Most New Year’s Resolutions aren’t fun.
Losing weight? Nope, starvation offers no entertainment value whatsoever. Budgeting? That rules out happy hours and a new 70″ TV. Weeding the Azalea beds? No explanation needed there. I prefer hammocks.
This year, a confluence of world events might have created the impetus for a New Year’s Resolution that just might stick. I hereby resolve… to build an indoor airgun range in my garage.
Think about it. Airguns, pellets, and the driving force behind it all — air — are in plentiful supply, even while the shelves of fire and brimstone firearm products and ammunition are in short supply. While COVID, riots, and politics as usual have caused a panic hoarding spree on firearms and ammo, my local stores are chock full of BBs, pellets, and airsoft supplies. And, thanks to the swamp known as the South Carolina Lowcountry, my garage is unusually large. You see, here many houses are built a level high to protect against annual hurricane threats. The ground level, while subject to the occasional Tsunami, has got plenty of space for a 10-yard range, give or take. So, if I can sneak this project past my wife, I’m off and running into fulfilling a 2021 New Year’s Resolution.
Here’s what I’m thinking…
Trendy antique stores sell decorative items known as shadow boxes. You know, a wooden bow with one side open. Inside the box you’ll find some form of diorama of a Victorian living room or some such frou-frou thing. Mine will be a little different. I’ll stick with cardboard, reinforced from behind with a stack of old newspapers. Inside my diorama, you’ll find a set of Air Venturi Slynger targets. They’re down-scaled to 1/10th of “official” steel silhouette competition size, so they’re appropriate for indoor range use. The box will catch most ricochet BBs and pellets. Better yet, I’ll use the Air Venturi Dust Devil BBs. Those turn to dust when impacting a hard surface. Make no mistake, they’ll knock over the silhouette animals with the right launching system. That makes for perfect indoor range use. Whatever ammo you choose, don’t forget to wear safety glasses.
A garage range and .177 pistol (BB or pellet) is a great place to practice drawing and shooting. What better target than a 12″ square steel gong?
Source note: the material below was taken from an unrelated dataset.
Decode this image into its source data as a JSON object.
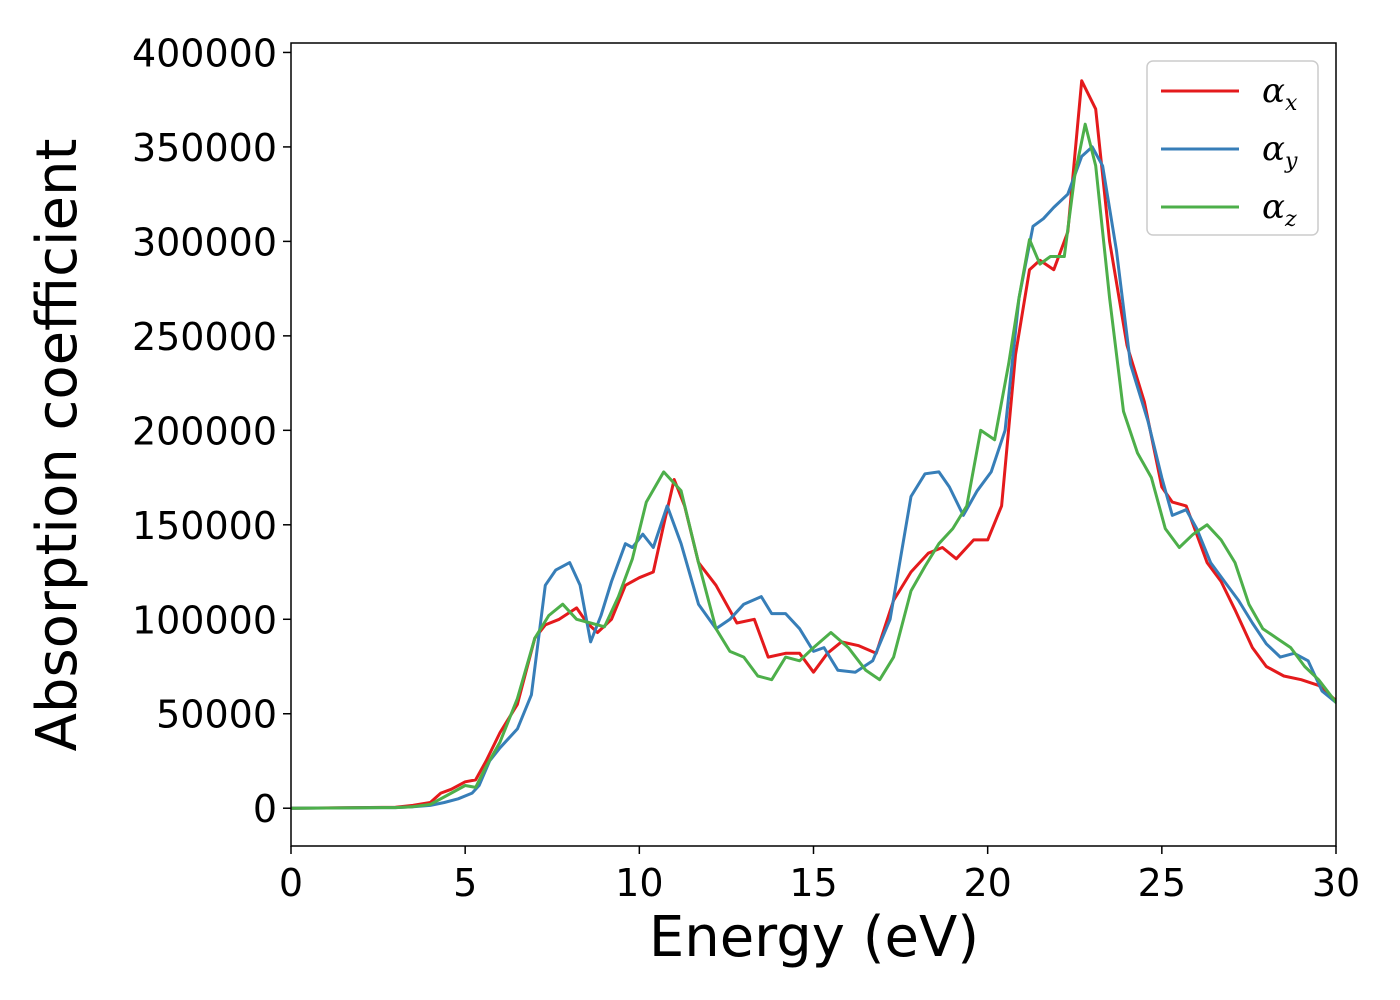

This freestanding target from Air Venturi is made from 1/8″ steel, so it’s perfectly appropriate for BB and pellet use. It’s also great for anything Airsoft. The freestanding system angles the plate towards the floor for ricochet control but do be sure to stand at least 15 feet away regardless. Better yet, use those Dust Devil BBs.
This 12″ square steel target is great for speed shooting with air-powered pistols and revolvers.
The only downside of this setup is it will distribute BBs and Airsoft pellets all over your garage floor. No biggie, it’s nothing a couple of minutes with shop vac won’t rectify.
Stealth Target Range
For indoor air rifle practice, one of the barriers to more frequent shooting is the noise level. Impacts on homemade targets and backstops, even ones made of cardboard or old magazines, tend to be louder than the noise from the shot itself.
Here’s a nifty solution to that problem. Duct Putty.
Available at your local Home Depot or Lowes, this stuff comes in big brick-like plugs than can be stuffed into a wooden box of your design or even an old frying pan for an instant solution. Dense and somewhat resembling super heavy Play Doh, it will not only trap pellets and BBs, it muffles that impact sound so your neighbors are less likely to call Homeland Security about the strange noises emanating from your garage. Want to shoot larger caliber airguns? No problem. Use more Duct Seal bricks and make the target trap thicker. To be extra safe, use a piece of heavy wood or sheet steel on the back of your target trap to stop anything that happens to plow through all that putty.
I’m optimistic my chances of actually following through on this resolution exceed 114%.